Other Important Diagnostic Considerations
Hemophilia may cause recurrent monoarthritis. Chronic joint pain and damage is one of the most important causes of morbidity in this X-linked recessive coagulopathy. Hemorrhage into the soft tissues, particularly intramuscularly, may mimic hemarthrosis. The most commonly affected joints are the knees, elbows, and ankles. The classic presentation of hemarthrosis is one of acute onset of increasing fullness in a joint, with loss of range of motion. On examination, the joint is warm and distended. Recurrent hemarthrosis can lead to bone and joint damage and early osteoarthritis, causing a significant effect on the patients’ quality of life. A rarer cause of hemarthrosis is pigmented villonodular synovitis, which may represent a benign neoplasm of the synovium.

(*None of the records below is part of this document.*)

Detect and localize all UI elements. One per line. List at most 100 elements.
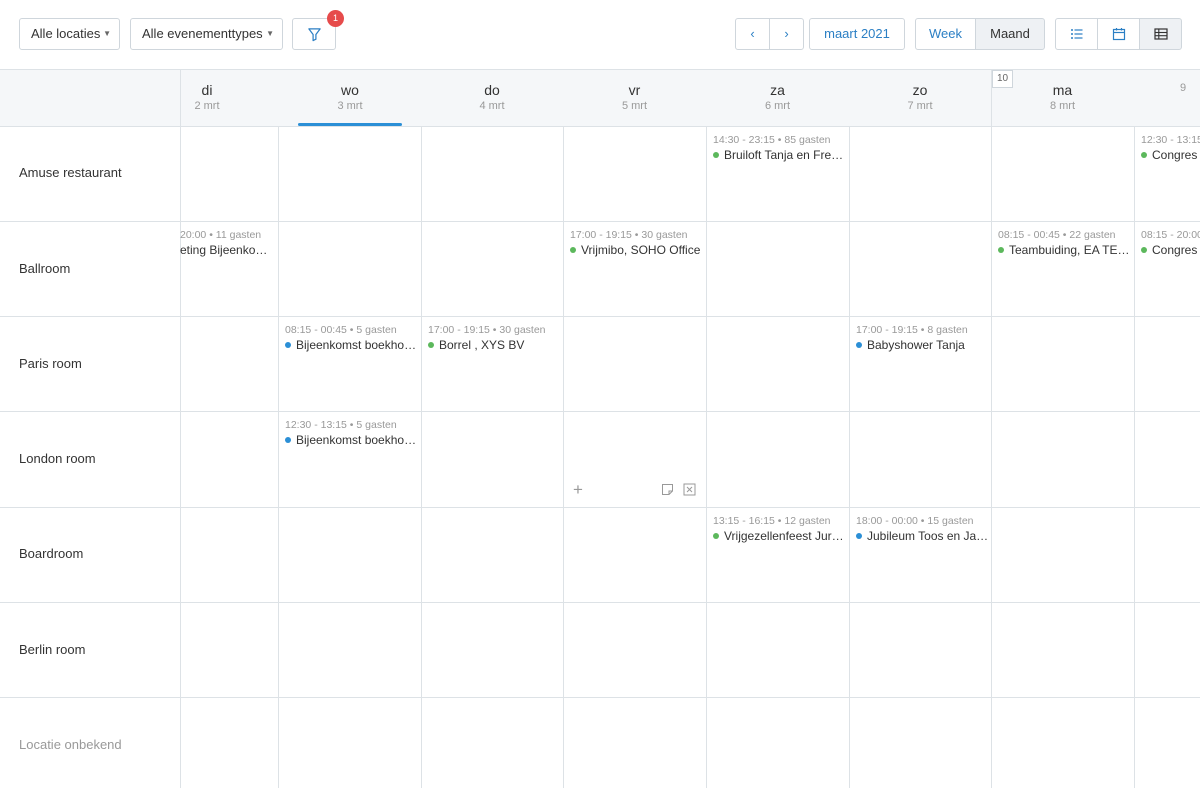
event-title-text: Bijeenkomst boekho… xyxy=(296,433,417,447)
event-title-text: eting Bijeenko… xyxy=(180,243,268,257)
event-meta: 18:00 - 00:00 • 15 gasten xyxy=(856,515,974,527)
close-box-icon xyxy=(683,483,696,496)
location-select[interactable]: Alle locaties ▼ xyxy=(19,18,120,50)
grid-line xyxy=(0,507,1200,508)
event-title: Jubileum Toos en Ja… xyxy=(856,528,988,544)
event-card[interactable]: 20:00 • 11 gasten eting Bijeenko… xyxy=(180,228,276,258)
add-event-button[interactable]: + xyxy=(573,480,583,500)
grid-line xyxy=(0,411,1200,412)
day-header-next[interactable]: 9 xyxy=(1180,70,1200,126)
event-card[interactable]: 18:00 - 00:00 • 15 gasten Jubileum Toos … xyxy=(856,514,988,544)
day-header-za[interactable]: za 6 mrt xyxy=(706,70,849,126)
table-icon xyxy=(1154,28,1168,40)
previous-button[interactable]: ‹ xyxy=(735,18,770,50)
day-header-do[interactable]: do 4 mrt xyxy=(421,70,563,126)
grid-line xyxy=(278,127,279,788)
day-date: 2 mrt xyxy=(194,100,220,112)
location-label: Locatie onbekend xyxy=(19,737,122,752)
location-label: Berlin room xyxy=(19,642,86,657)
status-dot xyxy=(285,342,291,348)
event-title: Vrijgezellenfeest Jur… xyxy=(713,528,845,544)
day-date: 4 mrt xyxy=(479,100,505,112)
event-card[interactable]: 14:30 - 23:15 • 85 gasten Bruiloft Tanja… xyxy=(713,133,845,163)
day-header-di[interactable]: di 2 mrt xyxy=(180,70,234,126)
location-label: Boardroom xyxy=(19,546,84,561)
day-date: 8 mrt xyxy=(1049,100,1076,112)
event-title: Bijeenkomst boekho… xyxy=(285,337,417,353)
event-card[interactable]: 08:15 - 20:00 Congres xyxy=(1141,228,1200,258)
note-icon xyxy=(662,484,673,495)
week-view-button[interactable]: Week xyxy=(915,18,976,50)
event-title: Teambuiding, EA TE… xyxy=(998,242,1130,258)
event-title: Borrel , XYS BV xyxy=(428,337,560,353)
event-meta: 12:30 - 13:15 xyxy=(1141,134,1200,146)
location-label: Ballroom xyxy=(19,261,71,276)
event-meta: 08:15 - 00:45 • 22 gasten xyxy=(998,229,1116,241)
event-title: Vrijmibo, SOHO Office xyxy=(570,242,704,258)
status-dot xyxy=(713,533,719,539)
event-meta: 17:00 - 19:15 • 8 gasten xyxy=(856,324,968,336)
calendar-view-button[interactable] xyxy=(1097,18,1140,50)
event-meta: 17:00 - 19:15 • 30 gasten xyxy=(428,324,546,336)
grid-line xyxy=(563,127,564,788)
day-name: wo xyxy=(341,82,359,98)
event-card[interactable]: 17:00 - 19:15 • 30 gasten Vrijmibo, SOHO… xyxy=(570,228,704,258)
filter-icon xyxy=(308,28,321,42)
next-button[interactable]: › xyxy=(769,18,804,50)
event-card[interactable]: 17:00 - 19:15 • 8 gasten Babyshower Tanj… xyxy=(856,323,988,353)
event-meta: 14:30 - 23:15 • 85 gasten xyxy=(713,134,831,146)
event-type-select[interactable]: Alle evenementtypes ▼ xyxy=(130,18,283,50)
grid-line xyxy=(0,316,1200,317)
status-dot xyxy=(428,342,434,348)
day-name: di xyxy=(201,82,213,98)
grid-line xyxy=(849,127,850,788)
status-dot xyxy=(285,437,291,443)
day-date: 9 xyxy=(1180,82,1187,94)
grid-line xyxy=(991,69,992,788)
event-title-text: Borrel , XYS BV xyxy=(439,338,525,352)
status-dot xyxy=(713,152,719,158)
event-title: Congres xyxy=(1141,242,1200,258)
event-card[interactable]: 08:15 - 00:45 • 22 gasten Teambuiding, E… xyxy=(998,228,1130,258)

An acute or a chronic monoarthritis may easily be confused with extra-articular joint swelling, particularly around the knee joint. Bursitis is another important consideration in the approach to monoarthritis. A bursa is a synovial-lined sac designed to reduce friction between moving structures (eg, tendons rubbing against bones, ligaments, or other tendons). A bursa may communicate with the joint (eg, suprapatellar and popliteal); however, other bursae around the knee do not necessarily do so (eg, infrapatellar and medial collateral ligament). Bursitis typically presents with maximal tenderness at the site of the bursa and localized swelling. In the case of communication with the knee joint, a small joint effusion may also be observed. Although the prevalence of bursitis in childhood is low, it may be higher in athletes and patients with JIA. When bursitis is suspected, an MRI is the preferred imaging modality to confirm the diagnosis. It is important to distinguish between monoarthritis and bursitis because the treatment differs; bursitis may not respond to an intra-articular corticosteroid injection and may require a direct injection into the affected bursa.
Polyarthritis
The differential diagnosis of polyarthritis essentially includes infectious, inflammatory, and malignant causes ( Table 2 ). Although mechanical causes (eg, hypermobility and skeletal dysplasia) and diffuse idiopathic pain syndromes are considered in the differential diagnosis of polyarthralgia, they do not routinely cause polyarthritis. The review of systems and physical examination is critical to establishing a diagnosis because there are clues in the characteristics of the arthritis, fever, rash, and other system involvements that often provide the correct diagnosis ( Table 3 ). When polyarthritis is the presenting complaint, in addition to the investigations outlined in Box 1 , additional investigations may include serum C3 and C4 complement levels, serum levels of quantitative immunoglobulins, urinalysis, serologic testing for viral pathogens, swabs for gonococcal infection as indicated, ASO and anti–DNase B titers, cardiac evaluation (electrocardiography and echocardiography), chest radiography, ANA titer, other autoantibodies (anti-Ro, anti-La, anti-Sm, anti-RNP, anti–Scl 70), and antineutrophil cytoplasmic antibody.